Le rideau se lève sur la finale. Les organisateurs ont imaginé quelque chose d'inhabituel. La dernière étape, au départ et à l'arrivée à Nice, est conçue comme un court critérium de montagne de 99,2 kilomètres. Pas de fatigue préalable, pas de préliminaires. L’action démarre dès le départ. Le tracé promet un suspense maximal jusqu’à la fin, d’autant plus que la montée finale emprunte un chemin plus direct et plus raide vers le col d’Eze que lors des tours précédents. En montée, il faudra venir à bout de pentes pouvant atteindre brièvement 13 % lors du dernier passage. Les 491 mètres de dénivelé par tour sont en principe sélectifs. Mais le suspense n’est pas réservé aux montées. L’arrivée au port de Nice s’effectue après une descente rapide comportant également quelques virages serrés.
Que la lutte pour le classement général soit encore ouverte ou qu'il ne s'agisse « que » de la victoire d'étape, la course promet un suspense à son comble.
Notre simulation du jour est une attaque sur la partie la plus raide du col d'Èze lors du dernier passage.
Quel rôle joue l'équipe pour que l'attaque aboutisse à une victoire d'étape ?
Dans les passages raides, c'est manifestement le poids qui fait la différence. Quand on s'attaque à une pente à 13 %, on veut sentir le moins possible le poids du vélo sous soi. Le poids minimum fixé par l'UCI est donc incontournable. Mais la pente s'adoucit ensuite, avant de laisser place à une descente. Là, il faut de la vitesse, donc une aérodynamique optimale.

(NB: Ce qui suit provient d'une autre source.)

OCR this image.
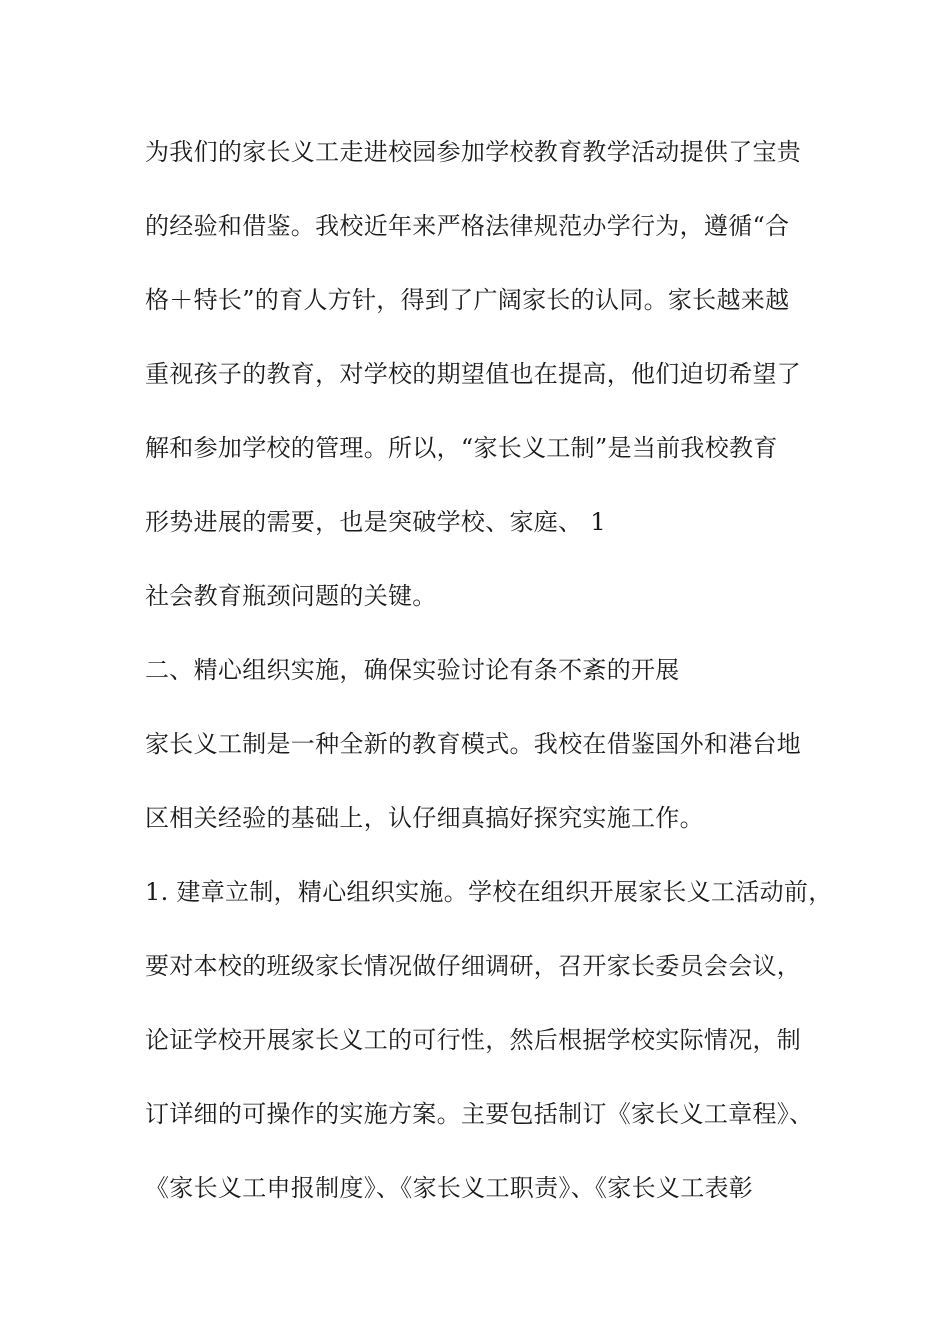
为我们的家长义工走进校园参加学校教育教学活动提供了宝贵
的经验和借鉴。我校近年来严格法律规范办学行为，遵循“合
格＋特长”的育人方针，得到了广阔家长的认同。家长越来越
重视孩子的教育，对学校的期望值也在提高，他们迫切希望了
解和参加学校的管理。所以，“家长义工制”是当前我校教育
形势进展的需要，也是突破学校、家庭、 1
社会教育瓶颈问题的关键。
二、精心组织实施，确保实验讨论有条不紊的开展
家长义工制是一种全新的教育模式。我校在借鉴国外和港台地
区相关经验的基础上，认仔细真搞好探究实施工作。
1. 建章立制，精心组织实施。学校在组织开展家长义工活动前，
要对本校的班级家长情况做仔细调研，召开家长委员会会议，
论证学校开展家长义工的可行性，然后根据学校实际情况，制
订详细的可操作的实施方案。主要包括制订《家长义工章程》、
《家长义工申报制度》、《家长义工职责》、《家长义工表彰
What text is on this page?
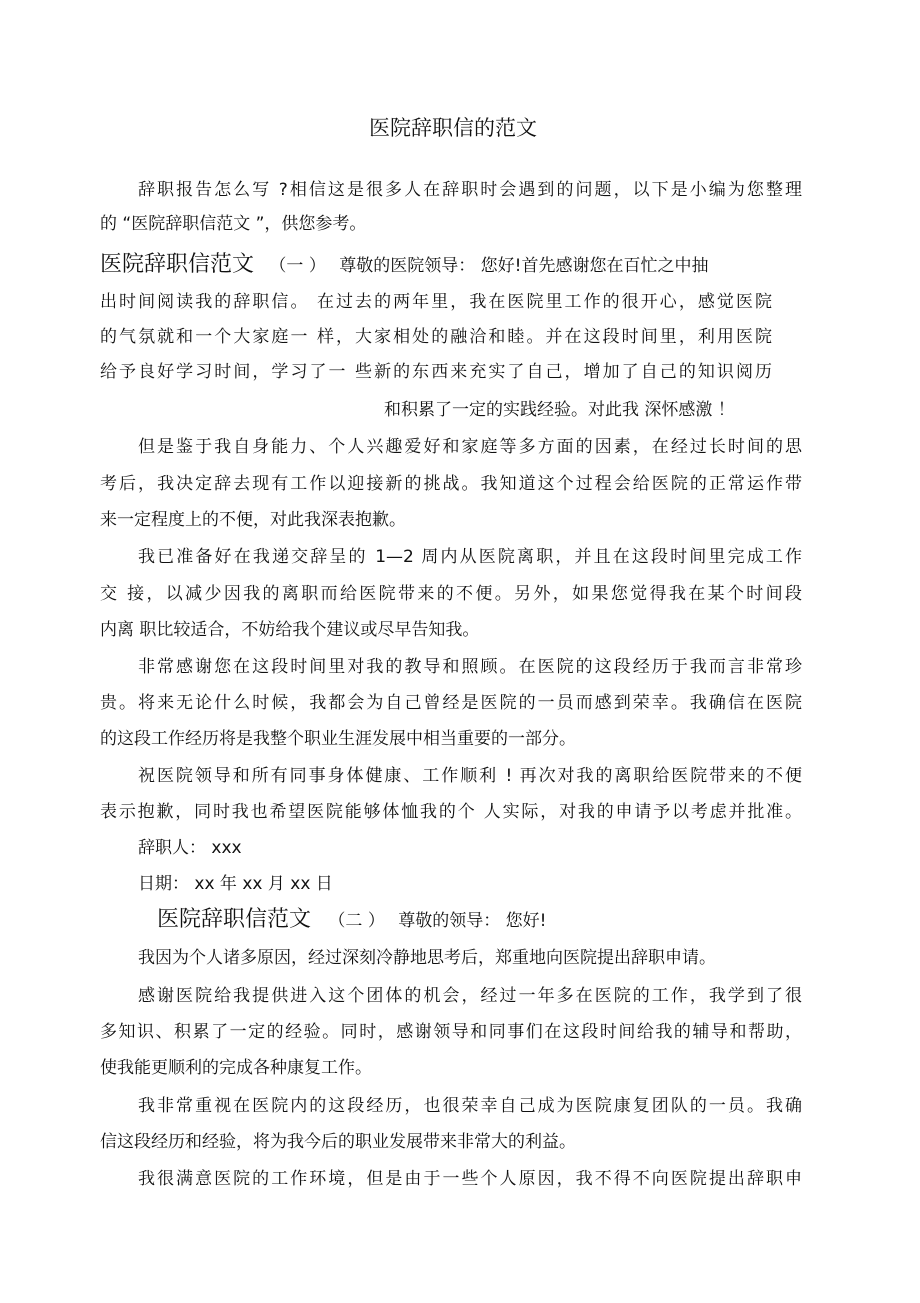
医院辞职信的范文
辞职报告怎么写 ?相信这是很多人在辞职时会遇到的问题，以下是小编为您整理
的 “医院辞职信范文 ”，供您参考。
医院辞职信范文 （一 ） 尊敬的医院领导： 您好!首先感谢您在百忙之中抽
出时间阅读我的辞职信。 在过去的两年里，我在医院里工作的很开心，感觉医院
的气氛就和一个大家庭一 样，大家相处的融洽和睦。并在这段时间里，利用医院
给予良好学习时间，学习了一 些新的东西来充实了自己，增加了自己的知识阅历
和积累了一定的实践经验。对此我 深怀感激 ！
但是鉴于我自身能力、个人兴趣爱好和家庭等多方面的因素，在经过长时间的思
考后，我决定辞去现有工作以迎接新的挑战。我知道这个过程会给医院的正常运作带
来一定程度上的不便，对此我深表抱歉。
我已准备好在我递交辞呈的 1—2 周内从医院离职，并且在这段时间里完成工作
交 接，以减少因我的离职而给医院带来的不便。另外，如果您觉得我在某个时间段
内离 职比较适合，不妨给我个建议或尽早告知我。
非常感谢您在这段时间里对我的教导和照顾。在医院的这段经历于我而言非常珍
贵。将来无论什么时候，我都会为自己曾经是医院的一员而感到荣幸。我确信在医院
的这段工作经历将是我整个职业生涯发展中相当重要的一部分。
祝医院领导和所有同事身体健康、工作顺利 ! 再次对我的离职给医院带来的不便
表示抱歉，同时我也希望医院能够体恤我的个 人实际，对我的申请予以考虑并批准。
辞职人： xxx
日期： xx 年 xx 月 xx 日
医院辞职信范文 （二 ） 尊敬的领导： 您好!
我因为个人诸多原因，经过深刻冷静地思考后，郑重地向医院提出辞职申请。
感谢医院给我提供进入这个团体的机会，经过一年多在医院的工作，我学到了很
多知识、积累了一定的经验。同时，感谢领导和同事们在这段时间给我的辅导和帮助，
使我能更顺利的完成各种康复工作。
我非常重视在医院内的这段经历，也很荣幸自己成为医院康复团队的一员。我确
信这段经历和经验，将为我今后的职业发展带来非常大的利益。
我很满意医院的工作环境，但是由于一些个人原因，我不得不向医院提出辞职申
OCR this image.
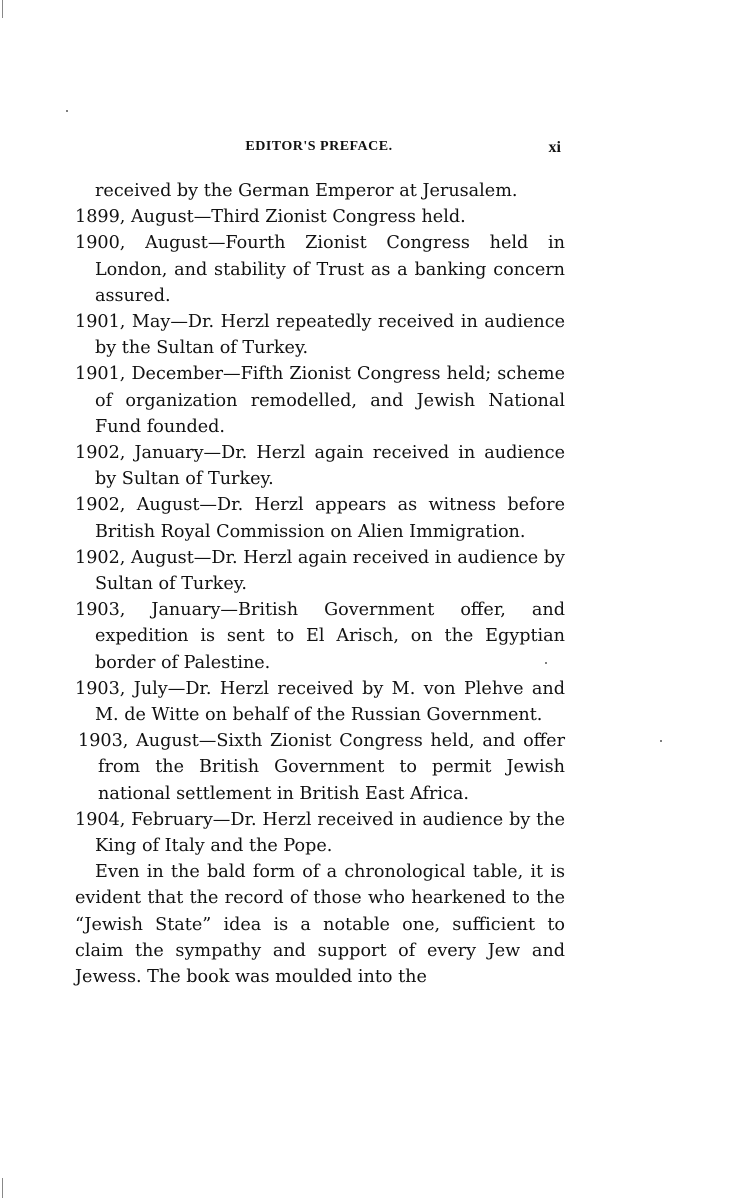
EDITOR'S PREFACE.	xi

received by the German Emperor at Jerusalem.

1899, August—Third Zionist Congress held.

1900, August—Fourth Zionist Congress held in London, and stability of Trust as a banking concern assured.

1901, May—Dr. Herzl repeatedly received in audience by the Sultan of Turkey.

1901, December—Fifth Zionist Congress held; scheme of organization remodelled, and Jewish National Fund founded.

1902, January—Dr. Herzl again received in audience by Sultan of Turkey.

1902, August—Dr. Herzl appears as witness before British Royal Commission on Alien Immigration.

1902, August—Dr. Herzl again received in audience by Sultan of Turkey.

1903, January—British Government offer, and expedition is sent to El Arisch, on the Egyptian border of Palestine.

1903, July—Dr. Herzl received by M. von Plehve and M. de Witte on behalf of the Russian Government.

1903, August—Sixth Zionist Congress held, and offer from the British Government to permit Jewish national settlement in British East Africa.

1904, February—Dr. Herzl received in audience by the King of Italy and the Pope.

Even in the bald form of a chronological table, it is evident that the record of those who hearkened to the “Jewish State” idea is a notable one, sufficient to claim the sympathy and support of every Jew and Jewess. The book was moulded into the
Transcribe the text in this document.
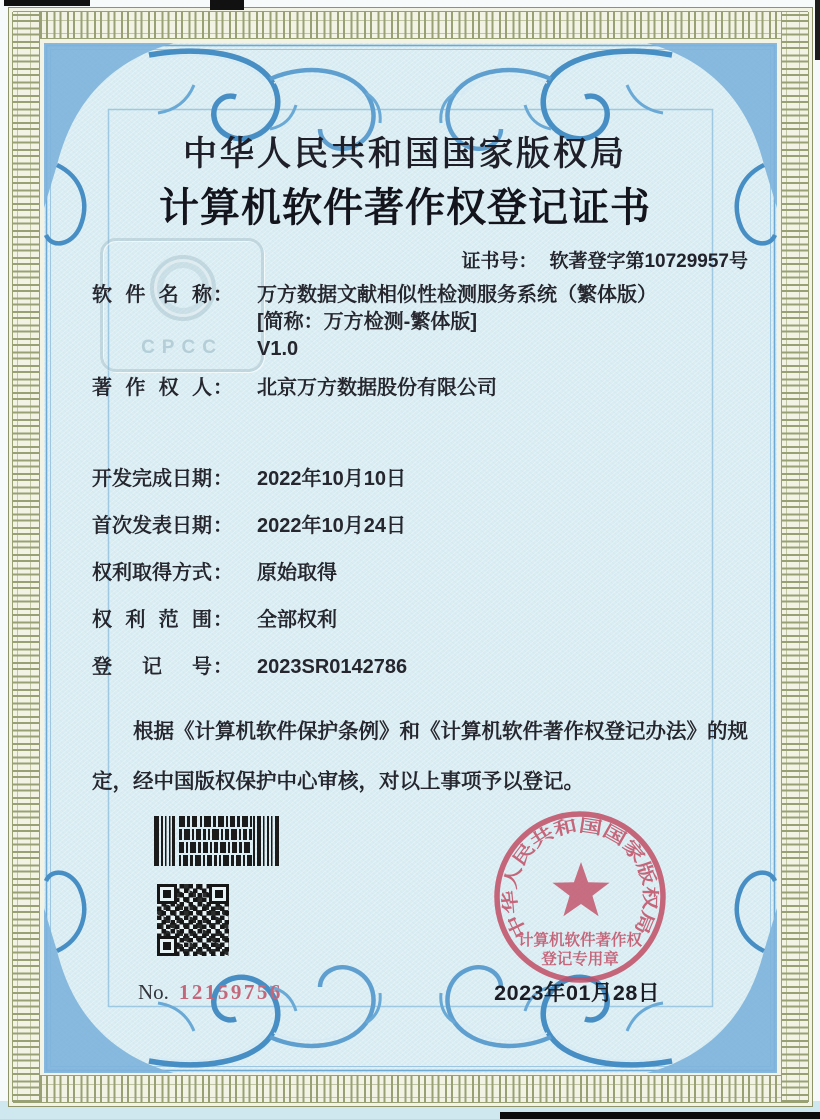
CPCC
中华人民共和国国家版权局
计算机软件著作权登记证书
证书号： 软著登字第10729957号
软件名称 ： 万方数据文献相似性检测服务系统（繁体版）
[简称：万方检测-繁体版]
V1.0
著作权人 ： 北京万方数据股份有限公司
开发完成日期 ： 2022年10月10日
首次发表日期 ： 2022年10月24日
权利取得方式 ： 原始取得
权利范围 ： 全部权利
登记号 ： 2023SR0142786
根据《计算机软件保护条例》和《计算机软件著作权登记办法》的规定，经中国版权保护中心审核，对以上事项予以登记。
中华人民共和国国家版权局
计算机软件著作权
登记专用章
No. 12159756	2023年01月28日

Ceux qui ont suivi ce briefing technique jusqu'ici savent ce que cela signifie. Le vélo le plus rapide allie un poids minimal à un bon aérodynamisme. Notre simulation fournit des données concrètes à ce sujet : jusqu'à la ligne d'arrivée, le Cervélo S5 parcourt pas moins de 50 secondes d'avance par rapport à un vélo tout aussi léger, son modèle jumeau, le Cervélo R5.
Le Colnago Y1RS, qui occupe la deuxième place, illustre bien l'impact de 400 grammes de poids supplémentaire : en montée, ce vélo perd ainsi cinq secondes par rapport à un vélo au poids minimal. Le Ridley Noah Fast, plus lourd de 900 grammes, perd quant à lui 11 secondes en montée. Cela montre à quel point il est important d’alléger les vélos au plus juste pour atteindre les 6,8 kilos. Et cela d’autant plus que la cycliste est légère.
Renoncer aux 400 derniers grammes pour des raisons de sponsoring est tout à fait incompréhensible. Quand la course est serrée, chaque gramme compte.
Mais pour conserver son avance jusqu'à l'arrivée, tout le reste doit également être au point. La simulation montre que, d'un point de vue technique, le chrono est encore plus mis à rude épreuve en descente – bien que le temps de parcours absolu en descente soit bien plus court.
Aperçu du plateau (presque) complet* :
Sur la base de nos propres essais en soufflerie, nous réalisons des calculs de simulation pour le briefing technique du Tour de France. Comment TOUR procède-t-il à ses essais : essai d'un vélo de course aérodynamique en soufflerie.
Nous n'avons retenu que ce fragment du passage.